Ocho meses y tres días después, Becky Osborn saltó con su coche en el puerto de Barnstable y esperó sentada en él hasta que se hubo hundido. Acababa de cumplir treinta y tres años. El funeral se celebró en la Primera Iglesia Presbiteriana en Yarmouth, el 15 de diciembre de 1966. El día estaba gris y el pronóstico anunciaba nieve. Veintiocho personas, incluyendo a Paul y Dorothy, asistieron a la ceremonia. La mayoría eran amigos de Dorothy.

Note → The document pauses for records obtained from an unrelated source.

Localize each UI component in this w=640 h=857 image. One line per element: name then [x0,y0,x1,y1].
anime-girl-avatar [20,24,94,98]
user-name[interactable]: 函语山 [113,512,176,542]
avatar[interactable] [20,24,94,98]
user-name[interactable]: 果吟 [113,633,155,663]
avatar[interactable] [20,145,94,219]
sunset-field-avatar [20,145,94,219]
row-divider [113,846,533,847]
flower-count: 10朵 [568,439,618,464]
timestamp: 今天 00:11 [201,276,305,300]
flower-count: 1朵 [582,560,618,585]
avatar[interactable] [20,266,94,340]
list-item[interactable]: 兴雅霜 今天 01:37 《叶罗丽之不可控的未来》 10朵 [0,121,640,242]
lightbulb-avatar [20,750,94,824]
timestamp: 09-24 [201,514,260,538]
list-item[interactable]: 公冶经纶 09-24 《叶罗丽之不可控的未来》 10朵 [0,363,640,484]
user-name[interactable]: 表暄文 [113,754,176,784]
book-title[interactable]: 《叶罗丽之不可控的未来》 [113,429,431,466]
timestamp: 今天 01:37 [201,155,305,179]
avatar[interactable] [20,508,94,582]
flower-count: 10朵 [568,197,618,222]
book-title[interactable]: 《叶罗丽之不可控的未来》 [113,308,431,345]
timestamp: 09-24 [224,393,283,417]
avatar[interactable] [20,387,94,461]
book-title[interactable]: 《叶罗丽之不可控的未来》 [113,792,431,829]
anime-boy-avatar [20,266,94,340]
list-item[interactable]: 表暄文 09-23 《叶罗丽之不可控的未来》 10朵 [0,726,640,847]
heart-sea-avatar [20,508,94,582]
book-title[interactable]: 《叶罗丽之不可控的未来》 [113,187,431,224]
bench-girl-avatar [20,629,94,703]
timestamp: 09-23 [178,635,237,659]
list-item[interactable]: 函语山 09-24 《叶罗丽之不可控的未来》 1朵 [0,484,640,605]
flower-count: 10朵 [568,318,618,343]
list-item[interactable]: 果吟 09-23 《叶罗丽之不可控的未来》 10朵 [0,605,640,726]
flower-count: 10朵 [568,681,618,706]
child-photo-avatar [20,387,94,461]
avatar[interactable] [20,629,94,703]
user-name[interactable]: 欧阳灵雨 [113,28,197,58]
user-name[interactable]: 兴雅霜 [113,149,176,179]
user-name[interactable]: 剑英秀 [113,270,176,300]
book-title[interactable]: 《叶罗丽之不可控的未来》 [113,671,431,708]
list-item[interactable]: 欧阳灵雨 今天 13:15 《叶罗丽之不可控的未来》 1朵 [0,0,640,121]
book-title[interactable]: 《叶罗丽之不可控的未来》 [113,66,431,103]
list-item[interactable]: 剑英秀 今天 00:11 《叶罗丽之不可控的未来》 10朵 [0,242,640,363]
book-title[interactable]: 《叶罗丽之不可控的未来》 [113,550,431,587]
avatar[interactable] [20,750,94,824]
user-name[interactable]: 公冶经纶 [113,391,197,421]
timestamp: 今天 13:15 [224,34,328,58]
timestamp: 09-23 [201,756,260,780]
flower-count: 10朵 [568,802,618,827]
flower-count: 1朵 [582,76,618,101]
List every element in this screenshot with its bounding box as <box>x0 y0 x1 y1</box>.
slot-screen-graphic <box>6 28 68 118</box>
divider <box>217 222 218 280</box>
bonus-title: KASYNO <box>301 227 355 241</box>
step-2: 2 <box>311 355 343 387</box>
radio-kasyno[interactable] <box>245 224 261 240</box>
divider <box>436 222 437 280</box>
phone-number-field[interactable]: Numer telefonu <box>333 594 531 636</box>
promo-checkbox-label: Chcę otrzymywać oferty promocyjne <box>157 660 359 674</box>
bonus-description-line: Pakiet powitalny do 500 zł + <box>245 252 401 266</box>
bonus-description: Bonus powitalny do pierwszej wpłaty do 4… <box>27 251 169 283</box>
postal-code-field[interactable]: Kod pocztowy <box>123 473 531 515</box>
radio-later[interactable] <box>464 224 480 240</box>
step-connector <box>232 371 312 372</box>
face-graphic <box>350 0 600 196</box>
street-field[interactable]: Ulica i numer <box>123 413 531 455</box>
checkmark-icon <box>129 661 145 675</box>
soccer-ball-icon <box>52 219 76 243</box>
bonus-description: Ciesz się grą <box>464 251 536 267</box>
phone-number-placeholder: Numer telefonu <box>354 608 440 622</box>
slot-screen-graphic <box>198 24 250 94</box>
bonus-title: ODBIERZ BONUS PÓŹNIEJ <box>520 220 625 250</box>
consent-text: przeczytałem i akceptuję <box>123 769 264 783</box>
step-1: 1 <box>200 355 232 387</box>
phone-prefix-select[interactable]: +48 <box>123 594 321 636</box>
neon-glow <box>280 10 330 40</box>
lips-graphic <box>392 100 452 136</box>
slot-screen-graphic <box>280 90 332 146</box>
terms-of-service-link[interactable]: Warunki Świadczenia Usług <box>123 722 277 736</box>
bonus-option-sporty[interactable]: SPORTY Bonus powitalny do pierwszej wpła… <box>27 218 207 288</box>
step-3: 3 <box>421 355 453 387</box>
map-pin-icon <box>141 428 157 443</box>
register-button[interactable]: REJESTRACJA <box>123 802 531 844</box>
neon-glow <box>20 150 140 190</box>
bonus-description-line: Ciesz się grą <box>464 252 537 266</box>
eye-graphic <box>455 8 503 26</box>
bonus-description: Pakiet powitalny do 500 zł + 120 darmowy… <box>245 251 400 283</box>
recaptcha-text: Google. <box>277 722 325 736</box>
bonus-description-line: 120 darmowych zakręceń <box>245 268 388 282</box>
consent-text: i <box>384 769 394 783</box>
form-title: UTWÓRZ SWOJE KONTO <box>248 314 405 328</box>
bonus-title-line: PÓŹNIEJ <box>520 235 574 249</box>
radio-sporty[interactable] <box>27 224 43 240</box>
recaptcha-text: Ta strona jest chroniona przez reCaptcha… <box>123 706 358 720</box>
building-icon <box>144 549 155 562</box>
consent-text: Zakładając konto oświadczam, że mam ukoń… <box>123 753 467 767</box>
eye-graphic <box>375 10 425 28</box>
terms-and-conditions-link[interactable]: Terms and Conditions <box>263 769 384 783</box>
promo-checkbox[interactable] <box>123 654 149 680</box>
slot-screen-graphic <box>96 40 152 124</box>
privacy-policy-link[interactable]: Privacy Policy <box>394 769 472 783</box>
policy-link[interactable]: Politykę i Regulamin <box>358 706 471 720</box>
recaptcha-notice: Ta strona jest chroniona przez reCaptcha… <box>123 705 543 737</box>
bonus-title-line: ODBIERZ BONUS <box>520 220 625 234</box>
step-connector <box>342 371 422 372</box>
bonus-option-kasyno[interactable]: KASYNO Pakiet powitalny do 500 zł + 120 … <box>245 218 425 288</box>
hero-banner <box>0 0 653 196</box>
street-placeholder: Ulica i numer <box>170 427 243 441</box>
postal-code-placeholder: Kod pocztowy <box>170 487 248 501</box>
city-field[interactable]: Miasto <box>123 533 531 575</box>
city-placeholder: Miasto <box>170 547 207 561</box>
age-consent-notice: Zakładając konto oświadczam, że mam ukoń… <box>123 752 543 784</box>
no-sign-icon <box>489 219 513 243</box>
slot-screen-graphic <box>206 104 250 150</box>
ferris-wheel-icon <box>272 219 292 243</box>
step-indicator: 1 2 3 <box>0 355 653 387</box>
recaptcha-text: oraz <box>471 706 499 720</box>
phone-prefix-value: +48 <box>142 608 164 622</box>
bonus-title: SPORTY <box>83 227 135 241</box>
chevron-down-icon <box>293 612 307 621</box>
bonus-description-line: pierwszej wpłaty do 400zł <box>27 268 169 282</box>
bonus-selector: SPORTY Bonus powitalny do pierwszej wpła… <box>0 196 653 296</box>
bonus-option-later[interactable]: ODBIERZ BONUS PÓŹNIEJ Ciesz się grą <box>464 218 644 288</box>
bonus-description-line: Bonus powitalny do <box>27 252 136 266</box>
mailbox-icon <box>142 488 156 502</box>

El 4 de enero de 1967, a los once años, la tía Dorothy se convirtió en la tutora legal de Paul Osborn. El 12 de enero del mismo año, éste ingresó en Hartwick, una escuela privada para chicos en Trenton, Nueva Jersey. Durante los siete años siguientes, Paul viviría allí diez de los doce meses del año.
Capítulo 8
El retrato que el técnico de la policía había dibujado de la cabeza decapitada fue publicado en los periódicos de Londres el martes por la mañana. Se le describía como persona desaparecida, y se rogaba a quien poseyera información que la transmitiera a la Policía Metropolitana de inmediato. Se facilitaba un número de teléfono con la advertencia de que, en caso deseado, se garantizaba el anonimato de quienes llamaran. A la policía sólo le interesaba tener noticias sobre aquel hombre para informar de su paradero a una familia destrozada por el dolor. No se mencionó que el rostro pertenecía a una cabeza cercenada del cuerpo.